The first time President Trump equated himself with Andrew Jackson, he was being interviewed by Sean Hannity immediately after the inauguration, mentioning the former president “who they say was the most like my campaign because it was a vicious campaign.”
Presumably, he was referring to the story published during the 1828 Presidential campaign by the Republican-leaning Daily National Journal endorsing John Quincy Adams, that Democrat Jackson had “fought a man, chased him away like a dog, and stolen his wife”. Jackson ultimately fought a duel over the story that insinuated that he had married his wife, Rachel before she was divorced (which was technically correct).
In actuality, Trump’s campaign, 188 years later, was marked by his own unjustified and vicious personal attacks on almost every other opponent.
The pronouncement by Trump’s adviser, Steve Bannon, lauding the new president’s inauguration speech as “Jacksonian” may have had a lasting and gratifying impression on President Trump. Bannon defined Trump’s inaugural speech as “an unvarnished declaration of the basic principles of his populist kind of nationalist movement… I don’t think we’ve had a speech like that since Andrew Jackson came to the White House.” Bannon then equated this populist nationalism to patriotism.
In what ways does Andrew Jackson represent the Trump administration?

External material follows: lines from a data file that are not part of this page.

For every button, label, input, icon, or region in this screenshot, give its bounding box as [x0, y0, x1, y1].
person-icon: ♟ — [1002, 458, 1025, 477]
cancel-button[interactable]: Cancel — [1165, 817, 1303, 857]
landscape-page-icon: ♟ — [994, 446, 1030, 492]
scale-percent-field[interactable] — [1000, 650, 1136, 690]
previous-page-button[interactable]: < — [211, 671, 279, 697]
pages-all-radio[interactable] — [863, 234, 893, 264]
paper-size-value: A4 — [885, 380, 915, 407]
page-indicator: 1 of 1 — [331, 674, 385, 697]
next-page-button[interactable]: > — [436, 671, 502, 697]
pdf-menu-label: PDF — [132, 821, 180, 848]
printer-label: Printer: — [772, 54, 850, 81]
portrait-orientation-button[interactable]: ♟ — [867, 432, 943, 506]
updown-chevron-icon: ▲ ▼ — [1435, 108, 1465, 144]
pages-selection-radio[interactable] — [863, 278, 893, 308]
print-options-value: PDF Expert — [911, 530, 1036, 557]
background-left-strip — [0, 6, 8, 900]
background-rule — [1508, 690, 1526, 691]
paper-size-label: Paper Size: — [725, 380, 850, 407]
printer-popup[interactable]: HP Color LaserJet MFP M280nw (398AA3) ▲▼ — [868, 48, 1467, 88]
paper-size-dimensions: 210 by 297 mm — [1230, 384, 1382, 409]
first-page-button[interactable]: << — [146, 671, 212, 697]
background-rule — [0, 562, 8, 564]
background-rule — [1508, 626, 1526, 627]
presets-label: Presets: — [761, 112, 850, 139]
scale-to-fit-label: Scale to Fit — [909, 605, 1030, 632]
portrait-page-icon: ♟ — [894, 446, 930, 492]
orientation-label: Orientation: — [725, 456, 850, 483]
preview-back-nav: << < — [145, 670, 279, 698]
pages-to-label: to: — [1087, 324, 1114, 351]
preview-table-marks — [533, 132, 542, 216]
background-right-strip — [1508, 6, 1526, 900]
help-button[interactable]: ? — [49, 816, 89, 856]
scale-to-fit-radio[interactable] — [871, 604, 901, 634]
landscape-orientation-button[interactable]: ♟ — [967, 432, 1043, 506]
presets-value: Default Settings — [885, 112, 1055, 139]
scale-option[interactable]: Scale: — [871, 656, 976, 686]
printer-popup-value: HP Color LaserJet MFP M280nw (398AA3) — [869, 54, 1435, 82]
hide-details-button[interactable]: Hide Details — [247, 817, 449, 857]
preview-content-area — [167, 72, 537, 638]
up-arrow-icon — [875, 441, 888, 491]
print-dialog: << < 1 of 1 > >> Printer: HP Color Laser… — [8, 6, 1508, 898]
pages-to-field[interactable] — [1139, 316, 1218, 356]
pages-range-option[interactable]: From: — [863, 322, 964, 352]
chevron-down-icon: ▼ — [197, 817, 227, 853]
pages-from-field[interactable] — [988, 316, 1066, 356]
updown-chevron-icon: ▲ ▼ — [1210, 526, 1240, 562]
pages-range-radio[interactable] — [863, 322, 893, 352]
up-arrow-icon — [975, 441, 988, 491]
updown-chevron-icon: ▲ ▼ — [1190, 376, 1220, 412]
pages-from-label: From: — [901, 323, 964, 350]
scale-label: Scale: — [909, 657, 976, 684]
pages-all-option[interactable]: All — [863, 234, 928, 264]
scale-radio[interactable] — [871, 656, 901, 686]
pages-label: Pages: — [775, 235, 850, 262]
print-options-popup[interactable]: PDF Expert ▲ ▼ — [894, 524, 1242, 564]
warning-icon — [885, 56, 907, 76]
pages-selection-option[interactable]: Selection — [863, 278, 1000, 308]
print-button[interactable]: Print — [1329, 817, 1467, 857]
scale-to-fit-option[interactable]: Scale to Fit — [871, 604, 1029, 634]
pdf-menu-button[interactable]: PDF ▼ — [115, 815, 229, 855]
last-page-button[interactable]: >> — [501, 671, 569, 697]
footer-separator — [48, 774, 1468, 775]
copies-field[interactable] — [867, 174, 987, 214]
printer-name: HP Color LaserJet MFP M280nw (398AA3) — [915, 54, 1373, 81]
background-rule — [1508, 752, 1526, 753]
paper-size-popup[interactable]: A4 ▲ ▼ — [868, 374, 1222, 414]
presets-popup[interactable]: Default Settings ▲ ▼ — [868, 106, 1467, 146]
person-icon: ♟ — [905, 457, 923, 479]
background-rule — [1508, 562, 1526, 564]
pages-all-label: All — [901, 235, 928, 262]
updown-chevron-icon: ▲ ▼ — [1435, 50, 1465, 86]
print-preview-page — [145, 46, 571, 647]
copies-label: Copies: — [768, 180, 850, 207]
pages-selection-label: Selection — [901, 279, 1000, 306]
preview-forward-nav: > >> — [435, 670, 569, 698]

Jackson was the first Democrat to run for U.S. President, establishing the Party. He was referred to by his adversaries as a “Jackass” and “Old Hickory” for his irascible personality. When he learned that Henry Clay, his campaign opponent for his second term, approved of the National Bank, Jackson took every effort to squash this federal department, earning a censure from Congress for using unconstitutional means. His policies were known to be motivated as much for personal vendettas as they were for nationalistic principles.
Jackson was ruthless in real estate, effectively stealing native Cherokee lands for his own profit. He mandated and managed the “Indian Removal Act”, which he signed in 1830, forcing native Americans to vacate their territories in Southeast U.S. states, resulting in the infamous Trail of Tears. Thousands died on their way to reservations in Oklahoma.
On May 1, 2017, a day that President Trump recently proclaimed as “Loyalty Day”, he invoked his role model again by asking Salena Zito of the Washington Examiner, “People don’t ask that question, but why was there a Civil War? Why could that one not have been worked out?” He added that “Jackson was really angry that he saw what was happening with regard to the Civil War, he said, ‘There’s no reason for this'”. This quote by Andrew Jackson cannot be verified as Old Hickory died more than 15 years before the Civil War began.
Out of 44 other U.S. Presidents, Donald Trump has chosen to hitch his wagon to one of the most controversial and contentious Democrats.